魔術決闘・中編「駆け引きの末に」
魔術を解いたエヴァを見て、
シンバは徐々に間合いを詰めていく。
エヴァは魔術を使わず、
身体能力だけで攻撃をかわし続ける。
「おいおい! 魔術を使わねぇなんてよ。
俺も舐められたもんだぜ。」
だが―
次第に、エヴァの呼吸が乱れ始める。
「どうしたどうした! 防戦一方じゃねぇか!」
ナイフが頬をかすめ、細い赤い線が走った。
「エヴァさん…」
エヴァに心配の眼差しを向けるモロ。
エヴァは冷静にシンバの攻撃に対処する。
そしてついに
ー
「……ここよ」
エヴァは、体勢を限界まで低く落とす。
次の瞬間―
地面に、赤い稲妻のような光が走った。
衝撃が叩き込まれ、石畳が砕け、衝撃波が走る。
「――っ!」
足元をすくわれ、シンバの体勢が崩れた。
「もらったわ…!」
エヴァは一気に距離を詰め、拳に衝撃を纏わせる。
――だが、その瞬間。
「ッ…!」
シンバの身体が、消えた。
「透明……!」
モロの声が、震える。
「あまいわね。透明になっても―」
エヴァは拳の“感触”を頼りに
「実体は残るのよぉー!」
【衝撃の魔術】を纏った拳を勢いよく振り抜いた。
バゴォン!
静寂ののち、乾いた音が聞こえる。
ファサッ。
「えっ。
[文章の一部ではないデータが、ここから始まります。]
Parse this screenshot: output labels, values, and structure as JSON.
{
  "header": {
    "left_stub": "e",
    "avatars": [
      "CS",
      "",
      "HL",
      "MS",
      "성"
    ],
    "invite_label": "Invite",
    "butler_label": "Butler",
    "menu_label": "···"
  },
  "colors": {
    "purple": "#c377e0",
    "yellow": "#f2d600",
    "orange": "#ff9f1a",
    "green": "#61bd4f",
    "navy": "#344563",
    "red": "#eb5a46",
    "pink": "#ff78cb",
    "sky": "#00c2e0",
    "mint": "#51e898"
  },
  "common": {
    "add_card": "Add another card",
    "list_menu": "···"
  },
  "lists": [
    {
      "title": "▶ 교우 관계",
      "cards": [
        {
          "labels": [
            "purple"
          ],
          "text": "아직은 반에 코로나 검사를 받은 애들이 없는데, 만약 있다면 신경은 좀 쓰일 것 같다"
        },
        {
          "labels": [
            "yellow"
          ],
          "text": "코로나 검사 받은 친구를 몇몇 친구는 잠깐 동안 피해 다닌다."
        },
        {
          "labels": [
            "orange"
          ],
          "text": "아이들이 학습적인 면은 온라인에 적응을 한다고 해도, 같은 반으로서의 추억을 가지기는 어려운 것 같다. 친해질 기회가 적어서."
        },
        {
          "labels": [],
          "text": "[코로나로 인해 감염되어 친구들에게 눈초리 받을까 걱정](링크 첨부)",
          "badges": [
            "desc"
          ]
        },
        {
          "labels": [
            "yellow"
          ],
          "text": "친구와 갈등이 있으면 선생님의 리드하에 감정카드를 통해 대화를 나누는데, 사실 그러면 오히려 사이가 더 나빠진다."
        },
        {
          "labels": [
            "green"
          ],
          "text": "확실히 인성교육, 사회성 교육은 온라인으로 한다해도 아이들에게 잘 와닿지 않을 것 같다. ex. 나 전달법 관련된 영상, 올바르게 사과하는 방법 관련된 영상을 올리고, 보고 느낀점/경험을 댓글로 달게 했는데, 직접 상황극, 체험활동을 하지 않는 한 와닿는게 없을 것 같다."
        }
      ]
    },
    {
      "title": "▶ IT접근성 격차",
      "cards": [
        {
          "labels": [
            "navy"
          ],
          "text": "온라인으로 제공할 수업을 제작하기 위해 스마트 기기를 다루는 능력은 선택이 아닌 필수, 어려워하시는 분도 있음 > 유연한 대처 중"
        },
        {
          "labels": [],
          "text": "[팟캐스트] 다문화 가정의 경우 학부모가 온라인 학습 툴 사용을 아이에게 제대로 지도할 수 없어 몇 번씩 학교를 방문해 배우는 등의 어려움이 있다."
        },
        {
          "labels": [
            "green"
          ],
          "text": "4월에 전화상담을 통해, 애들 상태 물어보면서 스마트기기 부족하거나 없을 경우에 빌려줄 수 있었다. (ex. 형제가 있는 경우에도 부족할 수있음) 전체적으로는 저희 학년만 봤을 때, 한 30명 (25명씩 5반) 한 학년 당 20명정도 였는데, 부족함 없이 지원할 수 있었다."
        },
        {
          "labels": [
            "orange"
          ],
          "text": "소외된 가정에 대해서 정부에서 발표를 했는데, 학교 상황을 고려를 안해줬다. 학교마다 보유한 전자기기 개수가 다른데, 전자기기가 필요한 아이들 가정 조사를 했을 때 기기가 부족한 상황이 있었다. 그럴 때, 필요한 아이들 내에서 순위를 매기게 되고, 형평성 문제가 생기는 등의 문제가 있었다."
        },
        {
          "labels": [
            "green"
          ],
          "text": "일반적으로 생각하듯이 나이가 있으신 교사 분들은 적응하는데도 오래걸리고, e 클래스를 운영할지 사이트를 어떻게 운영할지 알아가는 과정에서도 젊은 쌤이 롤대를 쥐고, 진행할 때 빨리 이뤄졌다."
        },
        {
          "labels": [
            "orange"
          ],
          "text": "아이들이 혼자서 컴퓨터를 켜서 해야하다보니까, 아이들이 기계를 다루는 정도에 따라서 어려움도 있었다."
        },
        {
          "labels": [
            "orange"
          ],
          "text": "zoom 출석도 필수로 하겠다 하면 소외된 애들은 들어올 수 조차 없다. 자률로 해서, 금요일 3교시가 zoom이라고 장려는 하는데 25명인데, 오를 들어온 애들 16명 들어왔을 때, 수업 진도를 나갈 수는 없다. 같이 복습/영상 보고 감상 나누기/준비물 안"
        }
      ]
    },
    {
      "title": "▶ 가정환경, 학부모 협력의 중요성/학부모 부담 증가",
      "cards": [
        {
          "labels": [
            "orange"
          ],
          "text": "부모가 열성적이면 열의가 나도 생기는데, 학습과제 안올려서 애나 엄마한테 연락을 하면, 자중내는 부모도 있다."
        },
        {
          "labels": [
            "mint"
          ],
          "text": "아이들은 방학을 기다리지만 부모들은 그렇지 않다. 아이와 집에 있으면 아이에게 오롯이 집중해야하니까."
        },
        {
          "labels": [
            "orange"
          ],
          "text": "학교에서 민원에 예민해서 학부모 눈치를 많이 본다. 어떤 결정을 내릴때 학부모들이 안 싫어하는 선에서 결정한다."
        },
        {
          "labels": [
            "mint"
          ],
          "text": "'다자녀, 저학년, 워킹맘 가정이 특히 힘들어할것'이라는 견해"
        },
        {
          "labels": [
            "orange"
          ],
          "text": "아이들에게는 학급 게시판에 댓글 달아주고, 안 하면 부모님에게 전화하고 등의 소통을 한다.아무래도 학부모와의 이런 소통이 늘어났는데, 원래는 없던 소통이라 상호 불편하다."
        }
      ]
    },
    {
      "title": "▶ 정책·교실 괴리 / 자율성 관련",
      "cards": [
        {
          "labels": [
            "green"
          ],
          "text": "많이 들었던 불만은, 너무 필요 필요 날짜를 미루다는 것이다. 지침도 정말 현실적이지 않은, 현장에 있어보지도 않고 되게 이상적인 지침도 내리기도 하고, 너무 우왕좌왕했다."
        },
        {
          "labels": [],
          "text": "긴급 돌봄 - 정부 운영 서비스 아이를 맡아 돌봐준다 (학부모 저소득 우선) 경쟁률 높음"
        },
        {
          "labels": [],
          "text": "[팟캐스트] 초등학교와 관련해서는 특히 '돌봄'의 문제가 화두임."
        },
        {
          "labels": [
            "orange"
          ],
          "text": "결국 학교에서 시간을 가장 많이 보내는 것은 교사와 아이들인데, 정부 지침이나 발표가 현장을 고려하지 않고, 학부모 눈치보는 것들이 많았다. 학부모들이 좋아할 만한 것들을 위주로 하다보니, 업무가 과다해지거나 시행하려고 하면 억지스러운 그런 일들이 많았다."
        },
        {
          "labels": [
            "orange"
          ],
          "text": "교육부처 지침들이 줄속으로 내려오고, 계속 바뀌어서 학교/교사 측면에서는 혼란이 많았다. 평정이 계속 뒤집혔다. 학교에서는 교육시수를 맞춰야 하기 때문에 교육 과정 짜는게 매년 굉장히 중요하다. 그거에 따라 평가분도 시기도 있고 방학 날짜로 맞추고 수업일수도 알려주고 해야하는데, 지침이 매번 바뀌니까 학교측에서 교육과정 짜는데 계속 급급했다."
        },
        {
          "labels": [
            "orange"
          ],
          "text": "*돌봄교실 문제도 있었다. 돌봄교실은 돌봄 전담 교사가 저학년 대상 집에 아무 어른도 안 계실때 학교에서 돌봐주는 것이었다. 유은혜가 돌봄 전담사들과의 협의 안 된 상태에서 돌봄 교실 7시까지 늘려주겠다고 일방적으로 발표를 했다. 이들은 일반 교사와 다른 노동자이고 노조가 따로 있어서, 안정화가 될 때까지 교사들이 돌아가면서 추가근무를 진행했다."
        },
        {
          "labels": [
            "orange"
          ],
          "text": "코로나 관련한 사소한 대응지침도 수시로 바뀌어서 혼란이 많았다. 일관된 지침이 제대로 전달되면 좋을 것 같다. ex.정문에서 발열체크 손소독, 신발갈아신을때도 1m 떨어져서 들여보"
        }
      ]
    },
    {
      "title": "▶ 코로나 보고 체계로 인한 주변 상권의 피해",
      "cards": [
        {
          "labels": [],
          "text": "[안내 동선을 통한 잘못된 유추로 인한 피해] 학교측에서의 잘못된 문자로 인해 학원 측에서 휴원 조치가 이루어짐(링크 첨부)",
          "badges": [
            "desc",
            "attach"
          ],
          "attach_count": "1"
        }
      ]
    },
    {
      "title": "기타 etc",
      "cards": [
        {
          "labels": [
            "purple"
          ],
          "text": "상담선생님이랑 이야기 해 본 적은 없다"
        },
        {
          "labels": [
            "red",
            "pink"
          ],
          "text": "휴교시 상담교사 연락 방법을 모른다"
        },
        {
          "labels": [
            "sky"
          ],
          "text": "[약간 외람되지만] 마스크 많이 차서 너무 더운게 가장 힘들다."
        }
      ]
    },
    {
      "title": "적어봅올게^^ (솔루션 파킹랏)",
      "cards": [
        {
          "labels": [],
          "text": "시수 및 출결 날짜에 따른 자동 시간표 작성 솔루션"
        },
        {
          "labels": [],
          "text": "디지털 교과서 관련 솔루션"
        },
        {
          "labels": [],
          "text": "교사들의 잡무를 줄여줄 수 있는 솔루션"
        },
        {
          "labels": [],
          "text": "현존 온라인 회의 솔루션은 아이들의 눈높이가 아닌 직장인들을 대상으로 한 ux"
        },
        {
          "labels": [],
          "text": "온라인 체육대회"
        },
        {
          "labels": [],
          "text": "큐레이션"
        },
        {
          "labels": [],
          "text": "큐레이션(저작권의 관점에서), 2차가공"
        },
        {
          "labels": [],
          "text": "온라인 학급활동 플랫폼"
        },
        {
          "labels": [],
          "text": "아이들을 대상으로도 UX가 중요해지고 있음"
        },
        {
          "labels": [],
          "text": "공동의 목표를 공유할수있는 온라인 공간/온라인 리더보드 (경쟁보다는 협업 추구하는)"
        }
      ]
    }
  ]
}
」
「わりぃな」
背後から、間の抜けた声。
次の瞬間、エヴァの身体は前のめりに崩れ落ちた。
シンバはエヴァが倒れたのを確認すると、
音の正体である、自身の上着の元に向かった。
そして、それを着ると、
「うっしゃー!勝ったぜー!」
全身で喜びを爆発させた。
「勝者!シンバ!」
店主が高らかに宣言する。
「すげーぜシンバ!」
「あのエヴァに…タイマンで勝っちまうなんてな!」
酒場の中で静観していたお客たちが、
一斉にシンバに駆け寄る。
モロはそんなお客たちを横切り、
「え、エヴァ…さん?」
「…あぁ…ぐすっ…なんで…」
肩をゆすってもびくともしないエヴァを見て、
涙が込み上げる。
「うわぁぁん!…エヴァさーん!」
声を上げ、泣きじゃくるモロ。
そんな様子を見て、笑うシンバとお客たち。
「クハッ!おい坊主!死んでるわけねぇーだろ!
俺の手刀で気絶してるだけだ!」
その声は、お客の笑い声、モロの泣き声によって、
モロの耳に届くことはなかった。
「新人をいじめるのはやめてくれ、シンバ。」
お客たちをなめらかに横切り、ドリューが現れる。
「…新人って。はっ?!オメェ。あんなガキを。」
「見習いの、モロ君だ。それより…」
「強くなったな…シンバ。」
「お…おう。」
「その実力があれば、
もう何も言うまい。それは君のものだ。」
「次の街では“便利屋ドリューの下部組織として”
頑張ってくれ!」
「は?」
空いた口が塞がらないシンバ。
「クフッ。当たり前だろ?便利屋ドリューの賞状を担保に依頼を受けるんだ…」
「じゃ、じゃあ…これだけじゃ…独立…できない?」
「そういうことになるね!」
「そ、そんなぁー。」
項垂れるシンバ。
そんな二人の様子などお構いなしに、
泣き続けるモロ。
地面に置かれた鞄はカタカタと音を立てている。
まるで、モロの感情に呼応してるように。
けれど、その音はモロの泣き声でかき消され、
誰にも気づかれることはなかった。